The oaf Ignatius does get his redemption, in a way. After a climax in which he saves the day by simply being himself, there’s a nice chapter not unlike the final episode of Seinfeld as Riley’s bumbling into things somehow makes everything turn out okay. In the denoument, significantly, Riley’s final transformation is connected to gratitude, which he feels in the novel’s closing pages.
Perhaps I’m judging the novel harshly. It really is hilarious, and pokes plenty of fun at 1960’s culture. I have no doubt that it presents New Orleans of that era as well as Twain represented the Mississippi river’s towns in Huckleberry Finn, carrying on that proud tradition of showing the world back exactly, only through a funhouse mirror.

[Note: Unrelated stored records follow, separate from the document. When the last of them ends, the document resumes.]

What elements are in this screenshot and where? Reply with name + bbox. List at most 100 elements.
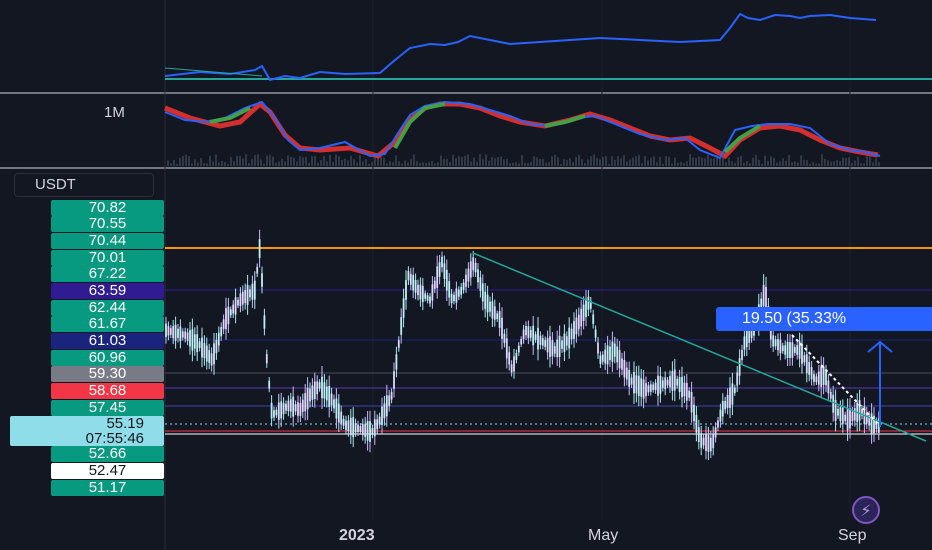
candle-body bbox=[685, 382, 688, 401]
candle-body bbox=[321, 376, 323, 399]
candle-body bbox=[743, 336, 746, 350]
oscillator-green-segments bbox=[393, 102, 446, 149]
candle-body bbox=[630, 377, 633, 385]
candle-body bbox=[693, 404, 695, 422]
candle-body bbox=[654, 382, 657, 391]
candle-body bbox=[645, 383, 647, 397]
candle-body bbox=[705, 434, 707, 451]
candle-body bbox=[213, 343, 215, 365]
oscillator-main-line bbox=[164, 100, 881, 160]
candle-body bbox=[217, 332, 220, 346]
candle-body bbox=[798, 341, 801, 359]
candle-body bbox=[777, 339, 779, 351]
candle-body bbox=[613, 343, 616, 357]
currency-scale-button[interactable]: USDT bbox=[14, 173, 154, 197]
candle-body bbox=[388, 395, 391, 407]
candle-body bbox=[414, 279, 417, 293]
candle-body bbox=[700, 433, 703, 448]
candle-body bbox=[340, 411, 343, 424]
candle-body bbox=[681, 376, 683, 398]
oscillator-green-segments bbox=[209, 106, 251, 124]
candle-body bbox=[496, 313, 499, 320]
candle-body bbox=[594, 329, 597, 338]
candle-body bbox=[813, 374, 815, 382]
candle-body bbox=[469, 261, 472, 278]
candle-body bbox=[450, 293, 453, 304]
candle-body bbox=[652, 384, 655, 390]
trendline-descending[interactable] bbox=[472, 252, 927, 442]
price-axis-tag: 70.55 bbox=[51, 216, 164, 232]
candle-body bbox=[724, 400, 727, 410]
candle-body bbox=[316, 381, 319, 395]
candle-body bbox=[311, 385, 314, 400]
candle-body bbox=[328, 386, 331, 407]
candle-body bbox=[841, 407, 844, 425]
candle-body bbox=[829, 391, 832, 399]
candle-body bbox=[277, 402, 280, 420]
candle-body bbox=[491, 301, 494, 319]
indicator-interval-label: 1M bbox=[104, 104, 125, 121]
candle-body bbox=[383, 403, 386, 419]
candle-body bbox=[325, 386, 328, 401]
candle-body bbox=[402, 298, 405, 318]
candle-body bbox=[779, 339, 782, 354]
candle-body bbox=[750, 328, 753, 339]
candle-body bbox=[304, 393, 307, 412]
candle-body bbox=[570, 328, 573, 340]
candle-body bbox=[457, 289, 460, 297]
candle-body bbox=[345, 420, 347, 430]
candle-body bbox=[875, 421, 878, 429]
candle-body bbox=[306, 387, 309, 410]
candle-body bbox=[565, 336, 568, 346]
oscillator-signal-line bbox=[164, 100, 879, 160]
candle-body bbox=[827, 380, 830, 394]
candle-body bbox=[436, 266, 439, 288]
candle-body bbox=[673, 369, 676, 391]
candle-body bbox=[184, 331, 187, 339]
candle-body bbox=[273, 410, 275, 418]
measure-arrow[interactable] bbox=[867, 340, 893, 427]
candle-body bbox=[167, 326, 170, 336]
candle-body bbox=[385, 395, 388, 417]
candle-body bbox=[877, 418, 880, 433]
candle-body bbox=[666, 379, 669, 386]
candle-body bbox=[419, 284, 422, 300]
price-axis-tag: 52.47 bbox=[51, 463, 164, 479]
candle-body bbox=[285, 403, 287, 411]
lightning-icon[interactable]: ⚡ bbox=[852, 496, 880, 524]
candle-body bbox=[851, 411, 854, 422]
candle-body bbox=[484, 291, 487, 309]
candle-body bbox=[268, 380, 271, 389]
candle-body bbox=[568, 327, 571, 349]
candle-body bbox=[397, 340, 400, 348]
candle-body bbox=[165, 323, 167, 337]
candle-body bbox=[352, 417, 355, 438]
candle-body bbox=[174, 324, 177, 341]
candle-body bbox=[774, 339, 777, 347]
candle-body bbox=[556, 339, 559, 358]
price-axis-tag: 63.59 bbox=[51, 283, 164, 299]
candle-body bbox=[623, 360, 626, 378]
candle-body bbox=[393, 371, 395, 389]
candle-body bbox=[455, 288, 458, 303]
candle-body bbox=[357, 424, 359, 433]
candle-body bbox=[330, 393, 333, 406]
candle-body bbox=[772, 335, 775, 347]
candle-body bbox=[781, 345, 784, 352]
candle-body bbox=[208, 350, 211, 363]
candle-body bbox=[361, 424, 364, 436]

The presentation of gay characters like Dorian Greene threw me off, however. They are presented with promiscuity and foppishness, and they all cross-dress–I’m not sure how close those two things were in the Venn diagram of the ’60’s. Maybe more than I think. Probably that was how the LGBTQ population were portrayed in culture back then, but in today’s light, it looks terribly stereotypical. But so is everyone in the book. Can you do that?
I hoped Myrna Minkoff, our zealous protester of everything, might be more progressive, but she had that awful “cure the gay away” bug too.
Better book title, for readers with two or more degrees: “Don’t Be this Guy.”